With honor: Officials, community step up to bury veteran

Published 7:00 am Friday, March 27, 2015

Typically, those without families are buried in a pauper’s grave, Pearl River County Coroner Derek Turnage said.
However, one man’s story touched the hearts of members in the community and as a result of their efforts, gave one Korean War veteran a proper burial.
James Bryan, an Army veteran, was in his 80s when he passed away at Highland Community Hospital in Picayune on February 15, Turnage said.
“The hospital contacted his next of kin and, for reasons unknown, they refused to come take care of this man’s funeral arrangements,” Turnage said. “He was in the morgue for about two weeks when the case was referred to me as an unclaimed body.”
Turnage said he felt this veteran deserved a proper burial at the National Cemetery in Biloxi, so he called Veterans Services in Poplarville to verify that Bryan was eligible for veteran’s benefits.
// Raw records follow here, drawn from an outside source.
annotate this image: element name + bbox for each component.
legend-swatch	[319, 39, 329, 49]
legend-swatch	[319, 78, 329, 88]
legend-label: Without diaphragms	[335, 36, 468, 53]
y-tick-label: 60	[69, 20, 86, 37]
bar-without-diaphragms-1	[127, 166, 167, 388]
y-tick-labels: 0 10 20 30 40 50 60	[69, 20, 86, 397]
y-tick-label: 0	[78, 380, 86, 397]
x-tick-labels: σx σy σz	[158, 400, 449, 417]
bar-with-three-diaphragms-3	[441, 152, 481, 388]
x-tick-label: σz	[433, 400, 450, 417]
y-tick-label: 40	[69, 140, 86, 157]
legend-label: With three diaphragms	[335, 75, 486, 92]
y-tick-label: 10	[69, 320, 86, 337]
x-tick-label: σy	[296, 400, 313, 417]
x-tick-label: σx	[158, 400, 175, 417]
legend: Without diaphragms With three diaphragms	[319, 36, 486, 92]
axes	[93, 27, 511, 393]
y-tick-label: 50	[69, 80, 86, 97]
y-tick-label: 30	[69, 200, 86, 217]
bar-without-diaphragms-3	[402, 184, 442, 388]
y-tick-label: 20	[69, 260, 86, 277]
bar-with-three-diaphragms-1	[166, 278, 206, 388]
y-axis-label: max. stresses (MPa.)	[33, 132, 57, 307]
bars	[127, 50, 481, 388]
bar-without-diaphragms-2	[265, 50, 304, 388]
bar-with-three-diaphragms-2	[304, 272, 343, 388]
In the meantime, Highland nurse supervisors, John Aultman and Chad Stricker, who are both Army veterans, contributed to ensure Bryan wasn’t buried in a pauper’s grave.
“When you serve, you become part of a brotherhood, a fraternity that you never leave,” Aultman said. “You form connections with the people who served before and after you did. He needed someone to take care of him.”
Other community members offered to volunteer their services with regards to constructing a casket, which included Picayune’s American Legion Post 73, Quick and Grice and Magnolia Taxi Cab Service, Turnage said.
As it turned out, Bryan had some burial assistance through the Veterans Administration, so construction of a casket was not needed.
“Even through the casket didn’t have to be constructed, the overwhelming support from this community to get this veteran buried is the most important part,” Turnage said.
The next task involved transporting Bryan to Biloxi for burial. Serenity Transport Service volunteered to transport Bryan’s body to the Biloxi National Cemetery, Turnage said.
Byran is now buried with his fellow servicemen in the Biloxi National Cemetery.
“Pearl River County loves our veterans,” Turnage said. “They know that we are going to look out for them.”